Par ailleurs, comme je me sépare souvent des coquillages que j’ai en trop en les exposant sur un site de vente aux enchères, j’ai pu faire la connaissance de divers types d’acheteurs. Il y a celui qui a aussi peu de sous que moi, et qui établit ses commandes avec les soins les plus minutieux. Il y a ceux qui, loin de tout souci financier, désespèrent le monde en posant une enchère qui écrase tout dès le début, bien certains qu’une bonne outrance clôt toujours le bec à la concurrence. Quand deux de ces fauves s’empoignent, le vendeur peut s’attendre à faire un joli gain. L’un de ces grands acheteurs entasse les paquets qu’il reçoit, et m’avoue n’avoir pas le temps de les ouvrir – il anime une émission sur une chaîne de télévision dans le Benelux, ce qui explique sa vie trépidante. Avec beaucoup de ces gens je noue des relations d’amitié ou de camaraderie, basée sur l’estime : leurs études et leurs amours sont respectables, harmonieuses, éclairées et sereines. Ils sont fertiles et m’aident souvent dans mes identifications. Les compulsifs sont rares, et on essaie en général d’établir des circuits parallèles pour éviter qu’ils se manifestent et interceptent.

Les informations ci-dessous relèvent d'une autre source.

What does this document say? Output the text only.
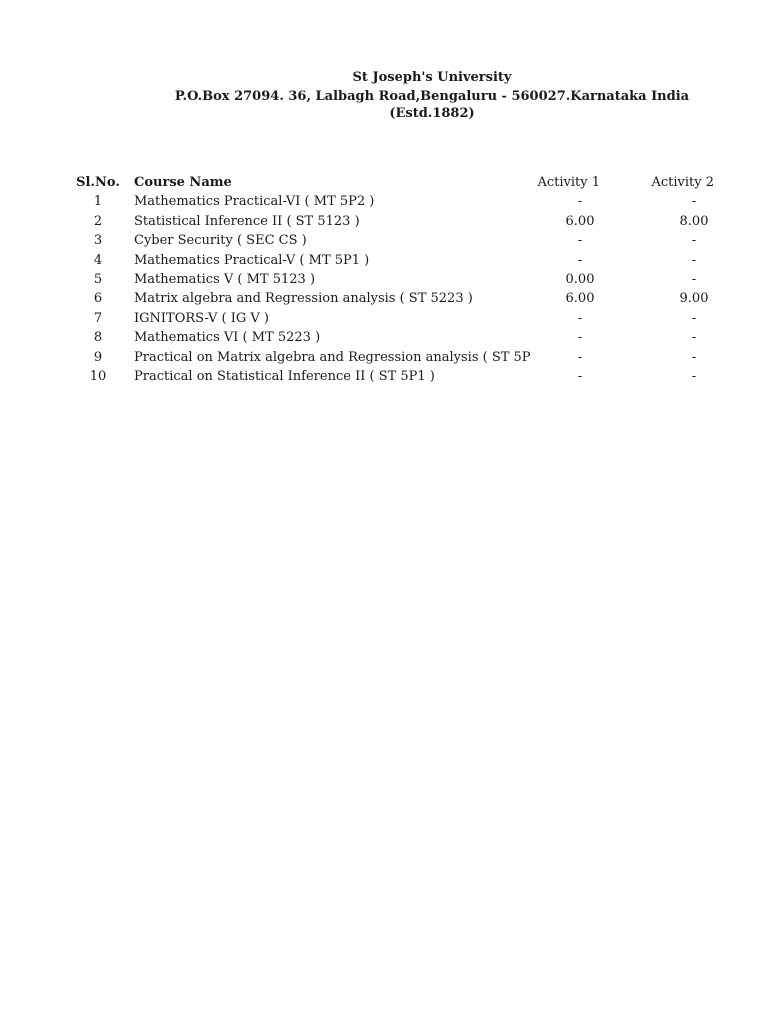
St Joseph's University
P.O.Box 27094. 36, Lalbagh Road,Bengaluru - 560027.Karnataka India
(Estd.1882)
Sl.No.	Course Name	Activity 1	Activity 2
1	Mathematics Practical-VI ( MT 5P2 )	-	-
2	Statistical Inference II ( ST 5123 )	6.00	8.00
3	Cyber Security ( SEC CS )	-	-
4	Mathematics Practical-V ( MT 5P1 )	-	-
5	Mathematics V ( MT 5123 )	0.00	-
6	Matrix algebra and Regression analysis ( ST 5223 )	6.00	9.00
7	IGNITORS-V ( IG V )	-	-
8	Mathematics VI ( MT 5223 )	-	-
9	Practical on Matrix algebra and Regression analysis ( ST 5P	-	-
10	Practical on Statistical Inference II ( ST 5P1 )	-	-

Quant au lectorat rêvé du présent ouvrage, j’imagine avec plaisir qu’il s’agit d’un jeune humain qui, ouvrant au hasard les titres de ce fichier, tombera en arrêt devant une coquille qui lui parlera et lui chuchotera les mille promesses, qui toutes seront tenues, que la mer offre à celles et ceux qui la regardent avec les yeux d’enfants du vieux pêcheur dont il est question dans la postface.